His very own long game. 

The biggest play any Bartholemew had made since Issac had hitched his wagon onto Cromwell's runnaway train.

Fast Eddie started making his plans to re-enter the old family business. A few days later, he punted his plans to Alex and all but popped the Muscovite's eyes out. And the Muscovite liked the plans. The Muscovite loved the plans.

In early 2017, a new company was quietly registered in the Brietish Virgin Isles and the ball was duly set rolling. A network of off shore connections umbically hooked the BVI mother to it's respectable offspring.

Dexter and Barnes London Plc.

Middle of the road. Unassuming. Reliable. Trustworthy. Laden with Directors of unimpeachable credentials. A balance sheet to make any accountant drool. MBE's and knighthoods littering the letterhead.

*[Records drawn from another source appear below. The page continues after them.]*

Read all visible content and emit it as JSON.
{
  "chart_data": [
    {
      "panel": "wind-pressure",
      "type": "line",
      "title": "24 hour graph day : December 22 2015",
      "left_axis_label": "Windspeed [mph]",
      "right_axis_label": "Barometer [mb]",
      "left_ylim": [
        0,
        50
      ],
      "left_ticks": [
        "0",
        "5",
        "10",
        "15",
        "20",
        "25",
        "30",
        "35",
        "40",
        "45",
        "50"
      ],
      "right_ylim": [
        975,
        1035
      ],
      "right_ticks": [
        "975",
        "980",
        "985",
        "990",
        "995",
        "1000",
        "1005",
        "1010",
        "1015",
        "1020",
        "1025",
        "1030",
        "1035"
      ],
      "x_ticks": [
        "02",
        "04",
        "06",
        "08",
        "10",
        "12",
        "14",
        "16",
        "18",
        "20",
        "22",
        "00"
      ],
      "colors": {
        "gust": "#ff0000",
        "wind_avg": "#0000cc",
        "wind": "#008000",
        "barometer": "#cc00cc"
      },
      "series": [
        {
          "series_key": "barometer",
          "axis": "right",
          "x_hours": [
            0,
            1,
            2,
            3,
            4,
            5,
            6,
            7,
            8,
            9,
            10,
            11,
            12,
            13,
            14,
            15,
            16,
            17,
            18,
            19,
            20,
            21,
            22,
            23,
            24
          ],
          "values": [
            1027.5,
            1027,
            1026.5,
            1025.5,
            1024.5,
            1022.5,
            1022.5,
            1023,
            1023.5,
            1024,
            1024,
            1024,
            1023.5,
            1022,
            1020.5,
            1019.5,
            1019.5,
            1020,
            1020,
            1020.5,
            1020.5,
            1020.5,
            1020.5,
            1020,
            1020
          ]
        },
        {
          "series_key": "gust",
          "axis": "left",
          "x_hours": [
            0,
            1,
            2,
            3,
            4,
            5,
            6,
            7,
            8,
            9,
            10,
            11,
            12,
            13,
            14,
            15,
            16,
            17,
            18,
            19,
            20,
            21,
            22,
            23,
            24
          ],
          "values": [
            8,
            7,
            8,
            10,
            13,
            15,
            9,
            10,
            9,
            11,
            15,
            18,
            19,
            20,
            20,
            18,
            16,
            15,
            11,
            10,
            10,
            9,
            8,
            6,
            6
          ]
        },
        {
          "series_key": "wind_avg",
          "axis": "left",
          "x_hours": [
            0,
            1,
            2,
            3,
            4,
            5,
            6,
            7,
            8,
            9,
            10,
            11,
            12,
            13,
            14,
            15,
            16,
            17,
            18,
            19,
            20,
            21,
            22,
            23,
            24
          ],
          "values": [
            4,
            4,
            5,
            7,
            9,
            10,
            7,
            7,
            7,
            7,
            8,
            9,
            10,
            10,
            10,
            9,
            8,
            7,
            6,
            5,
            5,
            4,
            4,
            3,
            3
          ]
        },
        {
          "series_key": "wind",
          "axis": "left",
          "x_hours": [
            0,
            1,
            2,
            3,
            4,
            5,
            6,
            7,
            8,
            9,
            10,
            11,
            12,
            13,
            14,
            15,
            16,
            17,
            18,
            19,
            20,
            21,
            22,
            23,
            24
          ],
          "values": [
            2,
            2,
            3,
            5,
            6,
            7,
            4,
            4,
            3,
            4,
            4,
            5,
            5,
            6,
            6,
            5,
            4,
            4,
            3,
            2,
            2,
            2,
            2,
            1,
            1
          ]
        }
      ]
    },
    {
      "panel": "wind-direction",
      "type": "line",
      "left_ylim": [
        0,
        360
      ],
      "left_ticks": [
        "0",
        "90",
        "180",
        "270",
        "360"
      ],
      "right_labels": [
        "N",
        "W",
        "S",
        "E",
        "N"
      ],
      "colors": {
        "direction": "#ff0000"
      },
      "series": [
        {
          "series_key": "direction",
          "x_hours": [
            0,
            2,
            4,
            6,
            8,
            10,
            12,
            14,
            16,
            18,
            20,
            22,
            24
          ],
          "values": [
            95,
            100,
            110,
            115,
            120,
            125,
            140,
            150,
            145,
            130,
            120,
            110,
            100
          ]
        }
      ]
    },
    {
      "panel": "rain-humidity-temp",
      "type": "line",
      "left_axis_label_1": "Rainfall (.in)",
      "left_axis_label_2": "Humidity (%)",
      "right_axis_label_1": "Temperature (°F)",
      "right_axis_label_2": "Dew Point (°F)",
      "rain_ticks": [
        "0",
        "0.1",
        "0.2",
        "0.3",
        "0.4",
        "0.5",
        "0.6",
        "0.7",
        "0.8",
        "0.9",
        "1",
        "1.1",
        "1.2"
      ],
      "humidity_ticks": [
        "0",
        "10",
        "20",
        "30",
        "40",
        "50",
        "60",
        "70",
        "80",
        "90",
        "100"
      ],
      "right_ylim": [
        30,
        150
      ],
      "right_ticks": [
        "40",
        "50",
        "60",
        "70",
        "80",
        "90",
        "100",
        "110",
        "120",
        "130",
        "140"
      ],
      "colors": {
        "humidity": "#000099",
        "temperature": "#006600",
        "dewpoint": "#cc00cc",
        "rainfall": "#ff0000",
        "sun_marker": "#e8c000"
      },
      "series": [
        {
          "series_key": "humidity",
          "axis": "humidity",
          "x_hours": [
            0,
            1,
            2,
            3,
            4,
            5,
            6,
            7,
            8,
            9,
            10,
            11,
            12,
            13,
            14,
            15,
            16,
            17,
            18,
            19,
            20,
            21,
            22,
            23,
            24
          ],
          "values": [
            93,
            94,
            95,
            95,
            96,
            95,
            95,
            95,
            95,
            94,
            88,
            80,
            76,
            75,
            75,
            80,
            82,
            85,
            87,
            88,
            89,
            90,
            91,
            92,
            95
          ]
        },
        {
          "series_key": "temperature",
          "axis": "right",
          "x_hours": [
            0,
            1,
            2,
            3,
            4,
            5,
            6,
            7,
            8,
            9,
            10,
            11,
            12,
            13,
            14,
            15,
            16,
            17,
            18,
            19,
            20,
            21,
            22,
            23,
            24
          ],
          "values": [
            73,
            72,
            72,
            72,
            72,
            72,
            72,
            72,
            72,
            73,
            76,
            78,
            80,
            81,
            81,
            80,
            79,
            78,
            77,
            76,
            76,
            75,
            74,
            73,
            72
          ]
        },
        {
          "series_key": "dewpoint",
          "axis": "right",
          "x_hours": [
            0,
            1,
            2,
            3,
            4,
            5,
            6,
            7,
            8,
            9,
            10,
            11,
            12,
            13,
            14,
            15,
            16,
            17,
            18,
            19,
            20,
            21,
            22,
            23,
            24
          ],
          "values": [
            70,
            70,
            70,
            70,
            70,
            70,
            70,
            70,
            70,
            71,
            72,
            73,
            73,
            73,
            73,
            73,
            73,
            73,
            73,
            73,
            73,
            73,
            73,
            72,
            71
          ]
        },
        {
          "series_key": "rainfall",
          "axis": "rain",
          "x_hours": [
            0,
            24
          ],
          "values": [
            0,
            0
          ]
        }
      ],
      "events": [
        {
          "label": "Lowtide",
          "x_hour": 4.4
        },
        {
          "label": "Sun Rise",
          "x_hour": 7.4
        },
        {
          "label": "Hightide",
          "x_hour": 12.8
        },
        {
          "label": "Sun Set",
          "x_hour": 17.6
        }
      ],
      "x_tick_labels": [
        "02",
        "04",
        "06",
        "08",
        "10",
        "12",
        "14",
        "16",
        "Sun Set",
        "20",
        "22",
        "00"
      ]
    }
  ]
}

The best lobbying money could buy was duly engaged and ten years worth of patient drip, drip was delivered into the ears of Ministers of the Crown. And as the 2020's rolled by, Fast Eddie and Alex were proved right as almost every British institution started to fall apart due to lack of enough young people to make anything happen.

Not enough of anyone. Teachers and nurses and prison officers and bin men and fruit pickers and cleaners and coffee servers. The pound crashed, the economy fell into a permanant recession and Dexter and Barnes London Plc bided its time.

In 2031 the moment arrived. The House of Coomons voted by a majority of 234 to allow the importation of agency workers from all corners of the earth to clean the streets and pick the fruit for £2 per hour so long as they were housed in appropriate compounds and stayed for no longer than three years.

For years, Dexter and Barnes London Plc had been quietly buying up large, seemingly worthless post industrial properties at the rock bottom of the market. And now all the patient investment paid off as they exploded into life. They were first through the gates and then some.

Within two years, they had over a million Nigerians on tens of thousands of payrolls. Ten hours a day for £20 to send back home plus a dormitory bed and three meals per.

50p per hour commission for Dexter and Barnes London Plc. Half a million an hour. Five million a day. Clean and clear.

Within eighteen months the United States, Canada and Australia had followed London into the new, era and Dexter and Barnes London Plc was the market leader in every one. The EU fought to stay aloof until German pressure forced them into the club, and soon Dexter and Barnes London Plc ruled the roost all the way from the Med to the Baltic.

20 million Nigerians earning Dexter and Barnes London Plc £10 million an hour gross. Over £100 million a day.

More and more every day. And still they had a pool of 350 million Nigerians with an average age of 16 to fish in. 40 million souls? Piece of cake. 60 million? My dear chap, there's a queue at our door and the queue is a thousand miles long.

Fast Eddie and his guests had become the richest men in the world. They were the new masters of a new universe which had reverted back to old school rules.

Fast Eddie Bartholemew slowly rose to his feet wearing a trademark smile. He brought the old room to silence with a tapped spoon on a crystal glass.

"Gentlemen. Friends. It has been twenty years. The ride of our lives, don't you think? And here we all are. Older. Wiser. And a fucking site richer. So I would like you raise your glasses. A toast to my inspiration and my mentor. A toast to the man on the wall who set the ball rolling. Gentlemen, I give you our trailblazer. Issac Bartholemew. Gentlemen, I give you 'what goes around, comes around'."